Member of the Jogorku Kenesh
- In office February 2005 – March 2005

Personal details
- Born: 20 February 1976 Leningrad, Russian SFSR, Soviet Union
- Died: 5 February 2020 (aged 43) Moscow, Russia
- Spouse: Aliya Nazarbayeva ​ ​(m. 1999; div. 2001)​
- Parents: Askar Akayev (father); Mayram Akayeva (mother);
- Occupation: Businessman; politician;

= Aidar Akayev =

Kyrgyz politician (1976–2020)

Aidar Askarovich Akayev (Айдар Аскарович Акаев; 20 February 1976 – 5 February 2020) was a Kyrgyz businessman and public figure. He was the son of former President of Kyrgyzstan Askar Akayev and the first husband of Aliya Nazarbayeva, the youngest daughter of former Kazakh President Nursultan Nazarbayev.

He was born on 20 February 1976 in Leningrad, Russian SFSR, Soviet Union (now Saint Petersburg, Russia). His father, Askar, was then a professor at the Leningrad Institute of Precision Mechanics and Optics, where he met Aidar's mother Mayram. A year after his birth, Akayev and his family moved to the city of Frunze (now Bishkek, Kyrgyzstan) in the Kyrgyz SSR. His father became president of the now-independent Kyrgyz Republic in October 1990.

Aidar studied at the University of Maryland and graduated in 1998 with a degree in management and business. Moving back to Kyrgyzstan later that year, he became director of the Representative Office of Kazkommertsbank OJSC in Bishkek. He later moved to Almaty, Kazakhstan, where he worked in Kazkommertsbank, which is the largest bank in the country. While working in Almaty, Akayev, who was then 24 years old, met 18-year-old Aliya Nazarbayeva, the daughter of Kazakh President Nursultan Nazarbayev, and they married in 1999. The marriage was short-lived however, with the two separating in 2001. According to the BBC, the marriage was "seen by many people as a return to the old Central Asian tradition of cementing political ties with family ones."

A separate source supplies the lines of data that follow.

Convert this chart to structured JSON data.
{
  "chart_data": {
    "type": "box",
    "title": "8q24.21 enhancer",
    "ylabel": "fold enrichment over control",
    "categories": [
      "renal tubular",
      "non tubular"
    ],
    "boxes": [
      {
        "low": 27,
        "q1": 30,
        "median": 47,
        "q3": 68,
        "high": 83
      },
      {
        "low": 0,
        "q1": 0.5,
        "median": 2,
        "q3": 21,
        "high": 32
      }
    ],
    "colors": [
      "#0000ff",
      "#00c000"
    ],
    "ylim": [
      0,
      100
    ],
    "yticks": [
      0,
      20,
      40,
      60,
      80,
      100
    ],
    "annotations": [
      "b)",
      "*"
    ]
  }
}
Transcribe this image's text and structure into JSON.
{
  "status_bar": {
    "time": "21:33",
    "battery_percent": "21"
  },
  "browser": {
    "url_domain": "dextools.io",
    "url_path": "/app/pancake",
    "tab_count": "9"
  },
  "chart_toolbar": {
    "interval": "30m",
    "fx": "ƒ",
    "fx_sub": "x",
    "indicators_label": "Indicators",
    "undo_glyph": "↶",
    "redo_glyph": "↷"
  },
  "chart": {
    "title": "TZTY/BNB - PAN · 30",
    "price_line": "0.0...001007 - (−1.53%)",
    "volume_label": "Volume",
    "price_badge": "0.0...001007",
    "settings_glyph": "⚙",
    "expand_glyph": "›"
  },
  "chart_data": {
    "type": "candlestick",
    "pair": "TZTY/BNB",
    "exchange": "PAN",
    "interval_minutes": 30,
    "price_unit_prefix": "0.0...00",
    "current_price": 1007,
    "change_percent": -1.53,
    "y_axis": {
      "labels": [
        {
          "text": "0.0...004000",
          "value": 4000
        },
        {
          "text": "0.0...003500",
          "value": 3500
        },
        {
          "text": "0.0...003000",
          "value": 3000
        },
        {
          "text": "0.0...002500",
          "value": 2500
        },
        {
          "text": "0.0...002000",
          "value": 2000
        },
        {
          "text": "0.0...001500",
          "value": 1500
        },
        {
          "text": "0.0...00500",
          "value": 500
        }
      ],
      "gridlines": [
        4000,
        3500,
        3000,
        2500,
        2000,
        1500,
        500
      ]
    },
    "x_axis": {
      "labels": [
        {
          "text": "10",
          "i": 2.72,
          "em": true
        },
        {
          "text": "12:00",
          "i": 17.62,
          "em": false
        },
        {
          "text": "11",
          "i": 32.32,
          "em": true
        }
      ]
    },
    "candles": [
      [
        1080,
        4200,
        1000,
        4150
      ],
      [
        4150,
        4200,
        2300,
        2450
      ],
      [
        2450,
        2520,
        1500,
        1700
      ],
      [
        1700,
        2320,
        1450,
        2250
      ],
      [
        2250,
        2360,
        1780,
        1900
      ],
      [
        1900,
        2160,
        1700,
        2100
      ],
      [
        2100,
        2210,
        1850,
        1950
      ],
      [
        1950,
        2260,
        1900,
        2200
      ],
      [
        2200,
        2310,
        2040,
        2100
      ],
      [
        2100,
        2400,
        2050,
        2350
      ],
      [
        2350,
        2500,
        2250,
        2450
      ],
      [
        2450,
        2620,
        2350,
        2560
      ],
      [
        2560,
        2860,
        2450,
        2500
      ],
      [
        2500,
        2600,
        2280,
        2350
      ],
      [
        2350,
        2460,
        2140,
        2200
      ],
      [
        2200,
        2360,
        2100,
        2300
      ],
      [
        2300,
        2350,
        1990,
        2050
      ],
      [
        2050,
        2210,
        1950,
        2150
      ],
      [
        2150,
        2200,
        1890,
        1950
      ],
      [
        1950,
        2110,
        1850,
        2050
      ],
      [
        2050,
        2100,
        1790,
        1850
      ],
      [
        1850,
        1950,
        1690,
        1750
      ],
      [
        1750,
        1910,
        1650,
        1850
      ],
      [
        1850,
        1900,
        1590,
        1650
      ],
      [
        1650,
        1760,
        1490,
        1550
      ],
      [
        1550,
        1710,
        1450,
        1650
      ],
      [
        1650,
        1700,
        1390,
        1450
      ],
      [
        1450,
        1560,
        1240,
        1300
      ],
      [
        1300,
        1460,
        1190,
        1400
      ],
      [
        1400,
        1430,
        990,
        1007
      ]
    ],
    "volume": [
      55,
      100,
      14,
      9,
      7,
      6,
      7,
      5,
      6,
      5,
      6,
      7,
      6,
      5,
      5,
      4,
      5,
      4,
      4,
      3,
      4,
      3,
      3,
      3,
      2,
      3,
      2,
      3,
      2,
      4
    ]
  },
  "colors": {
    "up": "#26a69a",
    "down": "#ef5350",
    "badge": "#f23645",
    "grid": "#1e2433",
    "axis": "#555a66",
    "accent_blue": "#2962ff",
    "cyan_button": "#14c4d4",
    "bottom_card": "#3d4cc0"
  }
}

In February 2001, Akayev served as a chief Advisor to the Minister of Finance of Kyrgyzstan. From December 23, 2004 to March 30, 2005, he served as President of the National Olympic Committee of the Kyrgyz Republic as well as the President of the Boxing Federation of Kyrgyzstan concurrently. On January 18, 2005, Akayev filed an application for participation in the February parliamentary elections, in which he was elected to parliament with 79.65% of the vote.

Akayev's older sister, Bermet Akayeva, was also elected to the Jogorku Kenesh, which caused great outcry on the part of the opposition and popular protests because the election results were seen as rigged. The events that unfolded in the country became known as the Tulip Revolution. It culminated on March 24, 2005 when the crowds took over the presidential palace in Bishkek and his father along with his family was forced to flee by a helicopter to neighboring Kazakhstan. Akayev was deprived of all government posts, including his membership in Jogorku Kenesh, with the country's prosecutor general bringing criminal charges against him on the count of embezzlement of state funds, financial fraud and misappropriation of another's property under threat of force.

Akayev then lived in exile with his father in Moscow, where his father is a professor at Moscow State University. Russian Federation refused to return him to the Kyrgyz authorities. Beside the Kyrgyz language, Akayev was also fluent in Russian and English.

Akayev died from sudden cardiac arrest in Moscow on 5 February 2020, at the age of 43.